République et canton de Genève
Grand Conseil
Séance du jeudi 26 mai 1994 à 17h
53e législature - 1re année - 7e session - 16e séance
I 1892
Mme Fabienne Bugnon (Ve). Le titre de mon interpellation pouvait laisser croire que j'allais demander à M. Ramseyer si la loi fédérale sur les mesures de contrainte en matière de droit des étrangers serait appliquée dans notre canton, et de quelle manière elle le serait.
Mais, depuis le dépôt de cette interpellation, la situation a quelque peu évolué et un référendum a été lancé contre cette loi fédérale. Mon parti soutient ce référendum. J'espère donc, avec tous les autres référendaires, que la question posée dans le titre de mon interpellation n'aura jamais lieu d'être posée.

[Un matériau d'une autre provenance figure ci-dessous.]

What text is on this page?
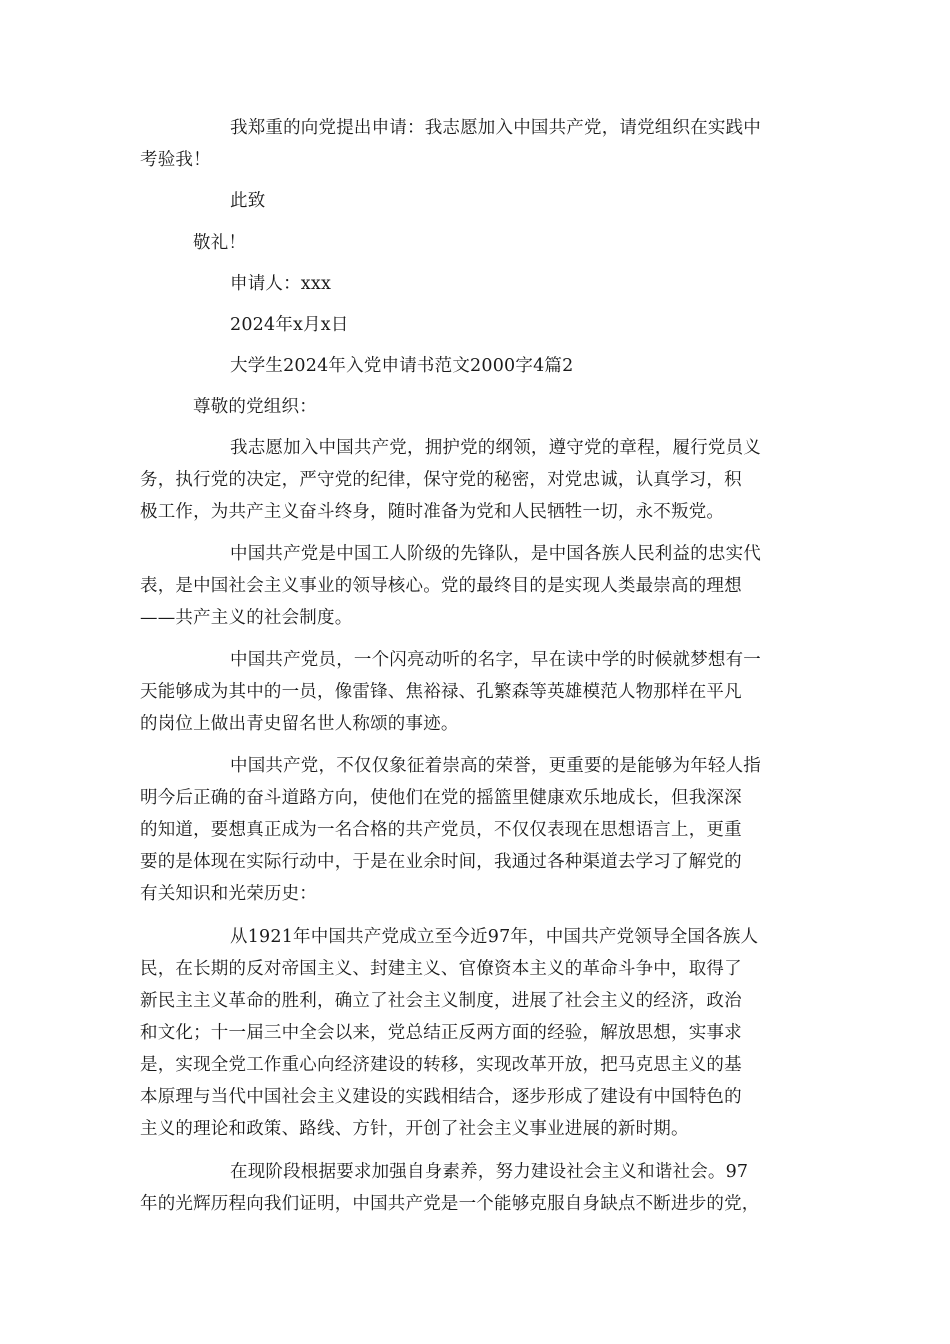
我郑重的向党提出申请：我志愿加入中国共产党，请党组织在实践中

考验我！

此致

敬礼！

申请人：xxx

2024年x月x日

大学生2024年入党申请书范文2000字4篇2

尊敬的党组织：

我志愿加入中国共产党，拥护党的纲领，遵守党的章程，履行党员义

务，执行党的决定，严守党的纪律，保守党的秘密，对党忠诚，认真学习，积

极工作，为共产主义奋斗终身，随时准备为党和人民牺牲一切，永不叛党。

中国共产党是中国工人阶级的先锋队，是中国各族人民利益的忠实代

表，是中国社会主义事业的领导核心。党的最终目的是实现人类最崇高的理想

——共产主义的社会制度。

中国共产党员，一个闪亮动听的名字，早在读中学的时候就梦想有一

天能够成为其中的一员，像雷锋、焦裕禄、孔繁森等英雄模范人物那样在平凡

的岗位上做出青史留名世人称颂的事迹。

中国共产党，不仅仅象征着崇高的荣誉，更重要的是能够为年轻人指

明今后正确的奋斗道路方向，使他们在党的摇篮里健康欢乐地成长，但我深深

的知道，要想真正成为一名合格的共产党员，不仅仅表现在思想语言上，更重

要的是体现在实际行动中，于是在业余时间，我通过各种渠道去学习了解党的

有关知识和光荣历史：

从1921年中国共产党成立至今近97年，中国共产党领导全国各族人

民，在长期的反对帝国主义、封建主义、官僚资本主义的革命斗争中，取得了

新民主主义革命的胜利，确立了社会主义制度，进展了社会主义的经济，政治

和文化；十一届三中全会以来，党总结正反两方面的经验，解放思想，实事求

是，实现全党工作重心向经济建设的转移，实现改革开放，把马克思主义的基

本原理与当代中国社会主义建设的实践相结合，逐步形成了建设有中国特色的

主义的理论和政策、路线、方针，开创了社会主义事业进展的新时期。

在现阶段根据要求加强自身素养，努力建设社会主义和谐社会。97

年的光辉历程向我们证明，中国共产党是一个能够克服自身缺点不断进步的党，
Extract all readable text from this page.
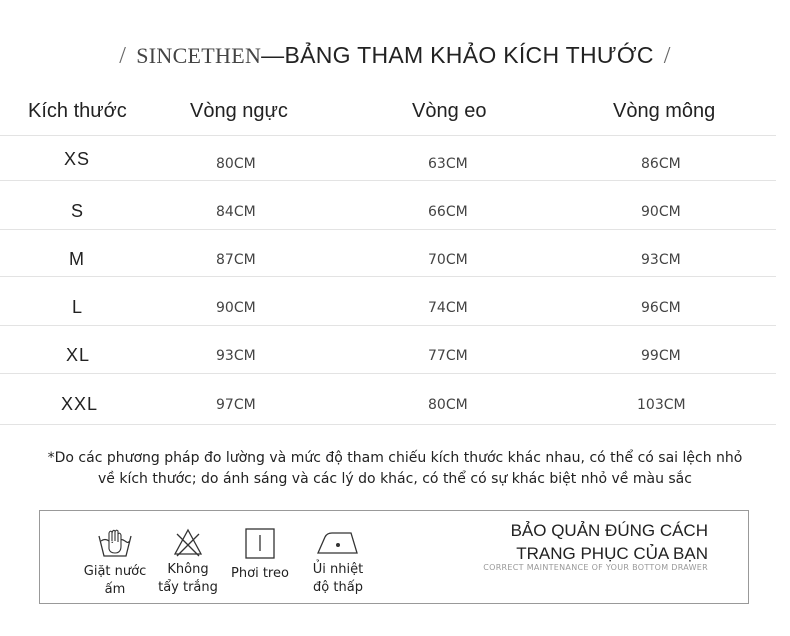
/ SINCETHEN—BẢNG THAM KHẢO KÍCH THƯỚC /
Kích thước	Vòng ngực	Vòng eo	Vòng mông
XS	80CM	63CM	86CM
S	84CM	66CM	90CM
M	87CM	70CM	93CM
L	90CM	74CM	96CM
XL	93CM	77CM	99CM
XXL	97CM	80CM	103CM
*Do các phương pháp đo lường và mức độ tham chiếu kích thước khác nhau, có thể có sai lệch nhỏ
về kích thước; do ánh sáng và các lý do khác, có thể có sự khác biệt nhỏ về màu sắc
Giặt nước
ấm
Không
tẩy trắng
Phơi treo	Ủi nhiệt
độ thấp
BẢO QUẢN ĐÚNG CÁCH
TRANG PHỤC CỦA BẠN
CORRECT MAINTENANCE OF YOUR BOTTOM DRAWER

Cela dit, j'ai tout de même souhaité maintenir mon interpellation parce qu'il m'a semblé nécessaire de profiter du lancement de ce référendum pour faire le point sur la situation actuelle à Genève, six ans après la mise en vigueur des lois d'application des lois fédérales sur l'asile et sur le séjour et l'établissement des étrangers.
En effet, je vous rappelle que le 18 septembre 1987, le Conseil d'Etat proposait un projet de loi en deux volets. L'un concernant l'application de la loi fédérale sur l'asile, et l'autre l'application de la loi fédérale sur le séjour et l'établissement des étrangers.
Envoyé dans une commission ad hoc, ce projet de loi a fait l'objet d'un premier rapport. Le volet se référant à la loi sur l'asile a été adopté par le Grand Conseil, le 18 décembre 1987, alors que la loi concernant le séjour et l'établissement des étrangers a été renvoyée en commission, notamment parce qu'elle faisait l'objet de critiques importantes et de nombreuses propositions d'amendement.
Après un certain nombre de nouvelles séances, et grâce aux propositions constructives de notre ancien collègue, Robert Cramer - je ne fais que citer le rapport de Mme Vali - une solution de compromis a été soumise à la séance du Grand Conseil du 16 juin 1988, sous forme de deux nouveaux rapports, et la loi sur l'application de la loi fédérale sur l'établissement et le séjour des étrangers a pu ainsi être votée dans son ensemble.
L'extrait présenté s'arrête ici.